Statistical Methods For Mineral Engineers Updated
Where $K$ is the time to 50% recovery and $n$ is the slope (kinetics). Fitting this using non-linear least squares allows engineers to optimize residence time for maximum throughput.
Statistical methods are not confined to the resource estimation phase; they are critical for day-to-day operations and quality management.
Statistical methods for mineral engineers encompass the full spectrum of quantitative techniques that transform raw data into actionable intelligence. These tools allow engineers and geologists to characterise deposit geometry, assess grade variability, quantify uncertainty, optimise processing parameters, and ultimately deliver reliable resource estimates that support multibillion-dollar investment decisions. The following sections provide a comprehensive overview of the core statistical methodologies relevant to modern mineral engineering practice, structured according to the life cycle of a mining project.

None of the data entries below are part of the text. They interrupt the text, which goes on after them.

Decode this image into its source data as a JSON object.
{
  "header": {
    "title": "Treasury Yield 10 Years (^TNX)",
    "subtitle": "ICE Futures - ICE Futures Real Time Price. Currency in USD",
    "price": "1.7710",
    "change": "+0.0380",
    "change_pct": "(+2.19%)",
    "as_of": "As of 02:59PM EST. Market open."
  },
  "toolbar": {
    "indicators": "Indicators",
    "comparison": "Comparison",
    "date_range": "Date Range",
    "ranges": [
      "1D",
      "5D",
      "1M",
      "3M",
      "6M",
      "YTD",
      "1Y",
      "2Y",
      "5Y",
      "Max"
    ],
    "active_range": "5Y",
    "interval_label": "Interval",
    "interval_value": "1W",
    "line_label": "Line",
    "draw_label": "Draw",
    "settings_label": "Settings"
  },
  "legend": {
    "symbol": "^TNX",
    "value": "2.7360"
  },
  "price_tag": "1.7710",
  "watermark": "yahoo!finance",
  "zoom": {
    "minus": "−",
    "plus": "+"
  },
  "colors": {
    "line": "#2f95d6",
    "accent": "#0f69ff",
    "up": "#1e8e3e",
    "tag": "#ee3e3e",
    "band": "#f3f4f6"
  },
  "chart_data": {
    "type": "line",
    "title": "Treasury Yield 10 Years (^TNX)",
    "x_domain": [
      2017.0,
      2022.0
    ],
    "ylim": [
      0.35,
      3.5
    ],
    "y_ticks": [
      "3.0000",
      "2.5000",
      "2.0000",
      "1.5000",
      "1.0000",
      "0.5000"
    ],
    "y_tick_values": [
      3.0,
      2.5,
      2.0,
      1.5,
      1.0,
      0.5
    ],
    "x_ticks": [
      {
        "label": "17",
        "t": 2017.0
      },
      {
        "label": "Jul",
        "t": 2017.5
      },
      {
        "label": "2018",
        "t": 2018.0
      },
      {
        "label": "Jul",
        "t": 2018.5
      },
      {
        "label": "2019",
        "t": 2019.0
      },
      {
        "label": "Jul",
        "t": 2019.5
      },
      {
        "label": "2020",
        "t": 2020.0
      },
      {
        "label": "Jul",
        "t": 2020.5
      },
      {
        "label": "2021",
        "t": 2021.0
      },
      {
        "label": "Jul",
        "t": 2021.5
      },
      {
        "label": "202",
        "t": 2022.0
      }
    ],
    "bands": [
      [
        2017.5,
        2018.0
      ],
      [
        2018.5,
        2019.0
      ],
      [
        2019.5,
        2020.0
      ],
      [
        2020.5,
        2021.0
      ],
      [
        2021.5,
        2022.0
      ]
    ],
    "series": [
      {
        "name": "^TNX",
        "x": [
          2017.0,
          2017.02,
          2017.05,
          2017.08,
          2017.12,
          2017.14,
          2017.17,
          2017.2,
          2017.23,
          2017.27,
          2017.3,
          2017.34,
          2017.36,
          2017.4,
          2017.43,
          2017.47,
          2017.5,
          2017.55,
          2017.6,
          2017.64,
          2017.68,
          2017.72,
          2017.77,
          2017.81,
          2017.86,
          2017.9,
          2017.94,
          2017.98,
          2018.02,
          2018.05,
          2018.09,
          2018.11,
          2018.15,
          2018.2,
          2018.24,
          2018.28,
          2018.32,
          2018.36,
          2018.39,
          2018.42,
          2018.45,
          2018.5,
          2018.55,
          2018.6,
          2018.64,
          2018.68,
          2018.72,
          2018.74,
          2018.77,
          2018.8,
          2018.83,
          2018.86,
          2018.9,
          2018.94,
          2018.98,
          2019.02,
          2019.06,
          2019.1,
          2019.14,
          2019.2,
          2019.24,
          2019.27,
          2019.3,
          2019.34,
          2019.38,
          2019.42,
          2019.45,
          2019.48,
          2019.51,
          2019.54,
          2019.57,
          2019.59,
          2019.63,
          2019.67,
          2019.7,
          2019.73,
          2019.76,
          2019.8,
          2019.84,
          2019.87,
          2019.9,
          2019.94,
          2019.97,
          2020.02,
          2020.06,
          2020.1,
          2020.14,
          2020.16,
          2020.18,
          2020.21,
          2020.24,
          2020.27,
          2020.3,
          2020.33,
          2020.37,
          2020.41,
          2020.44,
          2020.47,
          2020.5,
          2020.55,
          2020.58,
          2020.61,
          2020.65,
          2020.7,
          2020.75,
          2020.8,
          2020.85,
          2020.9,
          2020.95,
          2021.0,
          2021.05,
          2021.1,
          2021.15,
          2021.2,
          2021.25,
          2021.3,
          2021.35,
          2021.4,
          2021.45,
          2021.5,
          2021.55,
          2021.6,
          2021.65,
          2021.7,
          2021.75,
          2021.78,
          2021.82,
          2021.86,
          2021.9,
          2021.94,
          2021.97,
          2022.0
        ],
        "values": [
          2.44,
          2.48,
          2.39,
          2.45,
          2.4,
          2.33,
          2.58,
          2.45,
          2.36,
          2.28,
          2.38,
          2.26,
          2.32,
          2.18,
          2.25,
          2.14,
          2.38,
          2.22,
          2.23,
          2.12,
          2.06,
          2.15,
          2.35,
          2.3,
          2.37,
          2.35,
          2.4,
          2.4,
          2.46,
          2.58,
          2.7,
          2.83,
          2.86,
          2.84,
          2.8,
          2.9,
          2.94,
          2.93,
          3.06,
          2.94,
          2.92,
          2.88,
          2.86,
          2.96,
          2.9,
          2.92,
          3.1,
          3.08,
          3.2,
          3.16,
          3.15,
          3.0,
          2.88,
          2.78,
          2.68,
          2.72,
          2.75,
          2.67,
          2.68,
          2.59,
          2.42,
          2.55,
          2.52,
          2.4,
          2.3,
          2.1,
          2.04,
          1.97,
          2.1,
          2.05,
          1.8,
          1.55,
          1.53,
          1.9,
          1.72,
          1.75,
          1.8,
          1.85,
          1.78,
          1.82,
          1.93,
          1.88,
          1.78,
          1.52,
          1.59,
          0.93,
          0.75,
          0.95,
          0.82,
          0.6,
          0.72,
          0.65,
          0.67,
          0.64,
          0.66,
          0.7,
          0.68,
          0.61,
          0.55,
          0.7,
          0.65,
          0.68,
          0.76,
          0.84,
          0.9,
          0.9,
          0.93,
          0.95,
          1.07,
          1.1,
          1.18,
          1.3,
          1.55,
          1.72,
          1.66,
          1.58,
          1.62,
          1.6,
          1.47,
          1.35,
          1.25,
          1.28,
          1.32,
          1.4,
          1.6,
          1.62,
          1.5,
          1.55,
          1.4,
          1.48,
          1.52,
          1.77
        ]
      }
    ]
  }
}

Statistical Methods for Mineral Engineers In modern mineral processing and extractive metallurgy, data is abundant but optimization is challenging. Mineral engineers manage highly variable raw materials, complex chemical circuits, and massive throughput requirements. Relying on intuition or simple averages to troubleshoot a flotation circuit or size a grinding mill often leads to expensive inefficiencies. Statistical Methods For Mineral Engineers
Mineral engineers frequently evaluate whether a process change—such as a new frother chemical, an altered mill liner design, or a modified pH target—actually improves performance. Hypothesis testing removes subjectivity from these decisions.
Running 8 experiments ($2^3$) reveals whether the improvement from fine grinding is amplified by high frother. OFAT would never detect this synergy.
Where $p$ is the probability of recovery (the metal reporting to concentrate). Where $K$ is the time to 50% recovery
Statistical methods are no longer optional tools for the modern mineral engineer; they are fundamental to survival in a low-grade, high-cost mining landscape. By systematically applying descriptive statistics, sampling theory, hypothesis testing, DoE, and data reconciliation, operations can reduce process variance, optimize chemical consumption, maximize metallurgical recovery, and ultimately improve the bottom line of the operation.
The first step involves calculating baseline metrics to summarize the data distribution:
Run a fraction of the full design when testing costs or time are prohibitive, accepting some loss of higher-order interaction data. Optimization and Response Surface Methodology (RSM) Statistical methods for mineral engineers encompass the full
The cornerstone of mineral resource estimation is the . The variogram quantifies spatial continuity.
Once DoE has identified the critical factors, RSM is a collection of mathematical and statistical techniques used to model and optimize the response. In the context of flotation, RSM would create a regression model relating the input factors (e.g., frother dosage, air flow rate) to the output responses (e.g., copper recovery, concentrate grade). The goal is to find the combination of factors that maximizes a desired response, such as economic recovery.
“People will want averages,” Lin said. “But the mean will be dragged by those outliers. If we present that, we’re lying by decimal point.”
is the standard deviation (uncertainty) of the measurement instrument.
Amaya also insisted they look beyond grade. Bulk density varied with lithology. Recovery rates depended on mineral liberation characteristics the assays didn’t capture. She introduced multivariate techniques: principal component analysis to summarize correlated geochemical indicators and co-kriging to incorporate secondary variables where appropriate. For zones with scarce sample density, they used indicator kriging to estimate the probability of crossing critical thresholds rather than trying to estimate a precise mean.